5. Tampons: Pollution Detectors

It's an unsavoury thought, but humans generate a lot of waste, and I'm not talking about your Christmas dinner leftovers. Sewage management is a massive undertaking and it has two branches. One collects rainwater and puts it back into the rivers, and one collects all the other, er, stuff, and channels it into the sewerage plants to be cleaned up. Unfortunately, sometimes these systems can get a bit mixed up, if, for example, there has been flooding, which causes some of the raw sewage to contaminate our fresh water sources that we use for drinking and bathing. So how do you test for this contamination? Well, this is where the tampons come it. The unique thing about tampons is that they're made from completely untreated cotton (so they don't hurt your ladybits), so they're great at picking up some of the chemicals that could potentially leak into the drinking water.

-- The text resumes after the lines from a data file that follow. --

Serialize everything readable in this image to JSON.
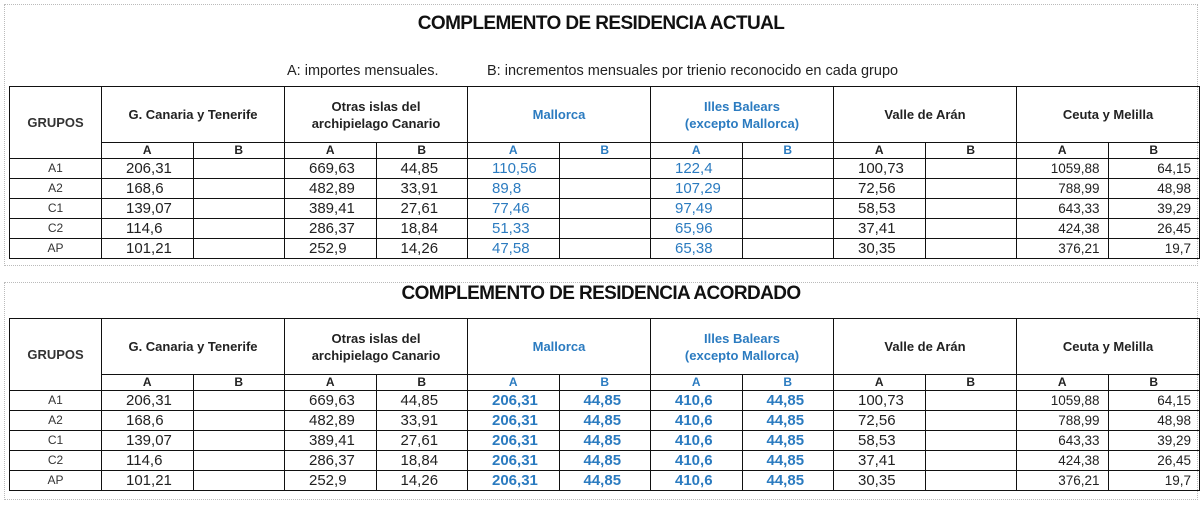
{
  "sections": [
    {
      "title": "COMPLEMENTO DE RESIDENCIA ACTUAL",
      "note_a": "A: importes mensuales.",
      "note_b": "B: incrementos mensuales por trienio reconocido en cada grupo",
      "table": {
        "corner": "GRUPOS",
        "groups": [
          {
            "lines": [
              "G. Canaria y Tenerife"
            ],
            "color": "#222222"
          },
          {
            "lines": [
              "Otras islas del",
              "archipielago Canario"
            ],
            "color": "#222222"
          },
          {
            "lines": [
              "Mallorca"
            ],
            "color": "#2b7bc0"
          },
          {
            "lines": [
              "Illes Balears",
              "(excepto Mallorca)"
            ],
            "color": "#2b7bc0"
          },
          {
            "lines": [
              "Valle de Arán"
            ],
            "color": "#222222"
          },
          {
            "lines": [
              "Ceuta y Melilla"
            ],
            "color": "#222222"
          }
        ],
        "subheaders": [
          "A",
          "B",
          "A",
          "B",
          "A",
          "B",
          "A",
          "B",
          "A",
          "B",
          "A",
          "B"
        ],
        "rows": [
          {
            "label": "A1",
            "cells": [
              "206,31",
              null,
              "669,63",
              "44,85",
              "110,56",
              null,
              "122,4",
              null,
              "100,73",
              null,
              "1059,88",
              "64,15"
            ]
          },
          {
            "label": "A2",
            "cells": [
              "168,6",
              null,
              "482,89",
              "33,91",
              "89,8",
              null,
              "107,29",
              null,
              "72,56",
              null,
              "788,99",
              "48,98"
            ]
          },
          {
            "label": "C1",
            "cells": [
              "139,07",
              null,
              "389,41",
              "27,61",
              "77,46",
              null,
              "97,49",
              null,
              "58,53",
              null,
              "643,33",
              "39,29"
            ]
          },
          {
            "label": "C2",
            "cells": [
              "114,6",
              null,
              "286,37",
              "18,84",
              "51,33",
              null,
              "65,96",
              null,
              "37,41",
              null,
              "424,38",
              "26,45"
            ]
          },
          {
            "label": "AP",
            "cells": [
              "101,21",
              null,
              "252,9",
              "14,26",
              "47,58",
              null,
              "65,38",
              null,
              "30,35",
              null,
              "376,21",
              "19,7"
            ]
          }
        ]
      }
    },
    {
      "title": "COMPLEMENTO DE RESIDENCIA ACORDADO",
      "table": {
        "corner": "GRUPOS",
        "groups": [
          {
            "lines": [
              "G. Canaria y Tenerife"
            ],
            "color": "#222222"
          },
          {
            "lines": [
              "Otras islas del",
              "archipielago Canario"
            ],
            "color": "#222222"
          },
          {
            "lines": [
              "Mallorca"
            ],
            "color": "#2b7bc0"
          },
          {
            "lines": [
              "Illes Balears",
              "(excepto Mallorca)"
            ],
            "color": "#2b7bc0"
          },
          {
            "lines": [
              "Valle de Arán"
            ],
            "color": "#222222"
          },
          {
            "lines": [
              "Ceuta y Melilla"
            ],
            "color": "#222222"
          }
        ],
        "subheaders": [
          "A",
          "B",
          "A",
          "B",
          "A",
          "B",
          "A",
          "B",
          "A",
          "B",
          "A",
          "B"
        ],
        "rows": [
          {
            "label": "A1",
            "cells": [
              "206,31",
              null,
              "669,63",
              "44,85",
              "206,31",
              "44,85",
              "410,6",
              "44,85",
              "100,73",
              null,
              "1059,88",
              "64,15"
            ]
          },
          {
            "label": "A2",
            "cells": [
              "168,6",
              null,
              "482,89",
              "33,91",
              "206,31",
              "44,85",
              "410,6",
              "44,85",
              "72,56",
              null,
              "788,99",
              "48,98"
            ]
          },
          {
            "label": "C1",
            "cells": [
              "139,07",
              null,
              "389,41",
              "27,61",
              "206,31",
              "44,85",
              "410,6",
              "44,85",
              "58,53",
              null,
              "643,33",
              "39,29"
            ]
          },
          {
            "label": "C2",
            "cells": [
              "114,6",
              null,
              "286,37",
              "18,84",
              "206,31",
              "44,85",
              "410,6",
              "44,85",
              "37,41",
              null,
              "424,38",
              "26,45"
            ]
          },
          {
            "label": "AP",
            "cells": [
              "101,21",
              null,
              "252,9",
              "14,26",
              "206,31",
              "44,85",
              "410,6",
              "44,85",
              "30,35",
              null,
              "376,21",
              "19,7"
            ]
          }
        ]
      }
    }
  ]
}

What the scientists are looking for are mostly chemicals called "optical brighteners", found in laundry detergents, shampoos and toilet roll. These brighteners are put in to keep your whites white and are responsible for making white clothing glow under UV light. When a tampon comes into contact with even a tiny bit of optical brightener, it can glow under UV for up to a month. The scientists just continue to take measurements with (unused) tampons further and further upstream until they locate the source of the contamination. A fantastically low-tech solution for a difficult problem.